The concept is actually an old one - it's the same concept as is used behind mobile libraries, and is, in essence, just a more high tech version of the same.
In the nearest city, or large town big enough to have an internet connection, a headquarters building sits. In it, are servers capable of storing vast quantities of web data - basically an ISP cache. The building has parking spaces for several busses, or other large, rugged vehicles, which can be backed into parking spaces and directly wired into the building's servers.
On each bus, another hefty array of fileservers, an expanded fuel tank, and a hefty power supply sits - the sheer weight necessitates the use of such a large vehicle. They park up at HQ, and their servers are filled with the latest cache from the internet - as much as they can hold of the most informative sites, all the information regularly desired.
When the transfer is complete, the busses move out.
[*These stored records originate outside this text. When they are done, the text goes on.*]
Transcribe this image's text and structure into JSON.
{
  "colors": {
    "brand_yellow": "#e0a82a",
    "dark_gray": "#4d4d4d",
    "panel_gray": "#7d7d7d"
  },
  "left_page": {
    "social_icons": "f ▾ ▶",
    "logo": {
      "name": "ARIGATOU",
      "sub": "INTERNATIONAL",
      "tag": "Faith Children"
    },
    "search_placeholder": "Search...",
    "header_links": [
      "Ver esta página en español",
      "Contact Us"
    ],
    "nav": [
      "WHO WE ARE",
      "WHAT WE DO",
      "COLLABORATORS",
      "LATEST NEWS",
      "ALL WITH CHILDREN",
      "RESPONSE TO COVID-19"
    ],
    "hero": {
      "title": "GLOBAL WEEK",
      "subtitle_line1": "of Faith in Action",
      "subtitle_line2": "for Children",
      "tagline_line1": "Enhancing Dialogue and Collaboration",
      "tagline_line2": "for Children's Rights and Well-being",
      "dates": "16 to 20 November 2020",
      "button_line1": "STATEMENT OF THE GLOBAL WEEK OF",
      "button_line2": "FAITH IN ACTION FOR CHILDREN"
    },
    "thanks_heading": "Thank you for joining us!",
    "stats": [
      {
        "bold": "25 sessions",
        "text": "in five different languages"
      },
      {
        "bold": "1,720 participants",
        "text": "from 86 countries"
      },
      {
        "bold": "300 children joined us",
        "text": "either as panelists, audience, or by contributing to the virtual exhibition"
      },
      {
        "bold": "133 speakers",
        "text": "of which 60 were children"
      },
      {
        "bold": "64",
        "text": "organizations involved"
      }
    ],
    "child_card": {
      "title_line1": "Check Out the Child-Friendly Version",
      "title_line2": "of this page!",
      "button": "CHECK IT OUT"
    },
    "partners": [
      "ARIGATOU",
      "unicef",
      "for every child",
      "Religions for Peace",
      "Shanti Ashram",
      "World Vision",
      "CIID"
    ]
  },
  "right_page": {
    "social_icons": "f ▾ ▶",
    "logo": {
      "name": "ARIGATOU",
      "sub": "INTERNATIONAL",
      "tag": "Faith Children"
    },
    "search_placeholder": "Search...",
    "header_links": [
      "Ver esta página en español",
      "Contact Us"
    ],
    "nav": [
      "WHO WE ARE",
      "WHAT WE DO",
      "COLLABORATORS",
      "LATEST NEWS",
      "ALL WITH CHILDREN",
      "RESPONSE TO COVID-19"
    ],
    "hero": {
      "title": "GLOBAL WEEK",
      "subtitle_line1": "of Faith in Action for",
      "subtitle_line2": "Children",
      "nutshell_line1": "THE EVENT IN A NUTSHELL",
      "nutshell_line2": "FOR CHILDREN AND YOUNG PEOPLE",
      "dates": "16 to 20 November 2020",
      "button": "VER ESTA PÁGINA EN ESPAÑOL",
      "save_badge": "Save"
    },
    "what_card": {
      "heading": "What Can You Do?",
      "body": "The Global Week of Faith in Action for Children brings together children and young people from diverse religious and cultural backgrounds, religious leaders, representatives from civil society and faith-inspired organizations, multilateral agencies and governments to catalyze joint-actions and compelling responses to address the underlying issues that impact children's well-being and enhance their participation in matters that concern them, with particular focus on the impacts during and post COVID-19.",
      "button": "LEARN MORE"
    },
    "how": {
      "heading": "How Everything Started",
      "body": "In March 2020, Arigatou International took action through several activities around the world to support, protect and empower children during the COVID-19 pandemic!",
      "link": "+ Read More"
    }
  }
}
Each, like a regular bus, has a long route to travel, driving through remote villages, sometimes on the road for a couple of days, to complete their route.
Unlike a normal bus however, these do not actually stop at any of the villages they pass through, unless they require refuelling. Instead, they drive straight through at a fairly slow speed, the Wi-Fi transceivers on the bus, acting as a hot-spot array, downloading cached information to one or more servers in the village, usually in a central, secure location, which then, in turn, transmit to other PCs if any. On it's way out, after delivering information, the bus collects the village's cache of new input - emails, desired forum postings, electronic orders, that the walled garden 'internet' of the village main server has received since the last bus passed through, and stores it separately, for upload to the main internet, back at HQ.
When the bus moves on, there is no need to panic, another will be by later in the day, bringing another cache of information, and taking interactivity back out.
Companies offering such services are springing up, all over the developing world. The prices they charge, are far less than it would cost to lay cabling to all these villages, and local governments are often keen to pay.
Until a means of cabling the world at next to no cost is found, or third world countries fully develop, this is one way to connect nations, that is sure to grow and grow.